Modifications can range from specialized gun supports to wheelchair ramps on hunting blinds, she said.

“We make sure they get all the skills they need, and of course they have to pass hunter safety like everyone else,” Carpenter said.

YOU also provides gear and services typically donated by local businesses. For example, Bushnell’s taxidermy in Ellensburg is turning Weiler’s bear into a rug and Cabela’s donated her clothing.

Weiler’s bear is being processed compliments of sportsmen and a butcher. “She wasn’t hunting for a rug,” Carpenter said.

Last year, YOU planned 14 trips and will probably do a similar number this year, Carpenter said.

The group is completely donation funded, Carpenter said, and many of the volunteers are families whose kids have participated in the program as well.

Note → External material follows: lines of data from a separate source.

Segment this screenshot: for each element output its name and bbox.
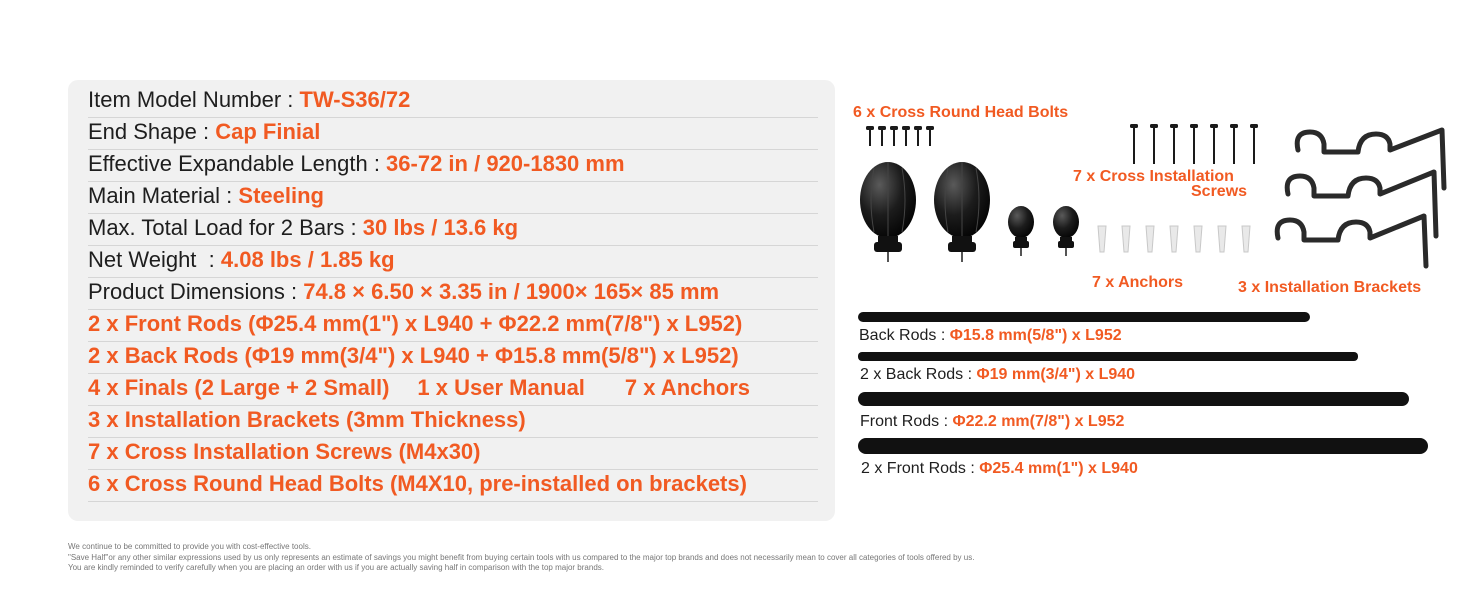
spec-value: 74.8 × 6.50 × 3.35 in / 1900× 165× 85 mm bbox=[303, 279, 720, 304]
spec-row-model: Item Model Number : TW-S36/72 bbox=[88, 86, 818, 118]
contents-row-finals bbox=[88, 374, 818, 406]
spec-label: End Shape bbox=[88, 119, 197, 144]
spec-panel bbox=[68, 80, 835, 521]
disclaimer-line: "Save Half"or any other similar expressions used by us only represents an estimate of savings you might benefit from buying certain tools with us compared to the major top brands and does not necessarily mean to cover all categories of tools offered by us. bbox=[68, 552, 975, 562]
anchors-image bbox=[1094, 222, 1254, 256]
rod-label-back-2: 2 x Back Rods : Φ19 mm(3/4") x L940 bbox=[860, 366, 1136, 383]
spec-label: Item Model Number bbox=[88, 87, 282, 112]
spec-row-weight: Net Weight : 4.08 lbs / 1.85 kg bbox=[88, 246, 818, 278]
spec-value: TW-S36/72 bbox=[299, 87, 411, 112]
disclaimer-line: You are kindly reminded to verify carefully when you are placing an order with us if you are actually saving half in comparison with the top major brands. bbox=[68, 563, 604, 572]
bolts-image bbox=[864, 124, 944, 150]
spec-label: Product Dimensions bbox=[88, 279, 285, 304]
brackets-caption: 3 x Installation Brackets bbox=[1238, 279, 1422, 296]
spec-label: Net Weight bbox=[88, 247, 203, 272]
spec-row-material: Main Material : Steeling bbox=[88, 182, 818, 214]
contents-manual: 1 x User Manual bbox=[417, 375, 585, 400]
rod-label-back-1: Back Rods : Φ15.8 mm(5/8") x L952 bbox=[859, 327, 1122, 344]
spec-row-dimensions: Product Dimensions : 74.8 × 6.50 × 3.35 in / 1900× 165× 85 mm bbox=[88, 278, 818, 310]
rod-label-front-1: Front Rods : Φ22.2 mm(7/8") x L952 bbox=[860, 413, 1125, 430]
disclaimer bbox=[68, 542, 974, 574]
anchors-caption: 7 x Anchors bbox=[1092, 274, 1183, 291]
spec-value: 4.08 lbs / 1.85 kg bbox=[220, 247, 395, 272]
spec-row-end-shape: End Shape : Cap Finial bbox=[88, 118, 818, 150]
rod-label-front-2: 2 x Front Rods : Φ25.4 mm(1") x L940 bbox=[861, 460, 1138, 477]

“Families who have received a trip tend to stay involved. Who better to have the enthusiasm for helping other kids?” Carpenter said. She added that they are always looking for new supporters, included landowners willing to let YOU organize a hunt on their property.

“We just want to give them the highest percentage chance of harvesting an animal. But the success of a trip isn’t harvest, it’s a bonus,” Carpenter said.

Weiler agreed.

“I’m glad I got the bear and everything but even if I hadn’t it would have been an awesome trip,” she said. “Now I want to help as many disabled kids as I can to get out too.”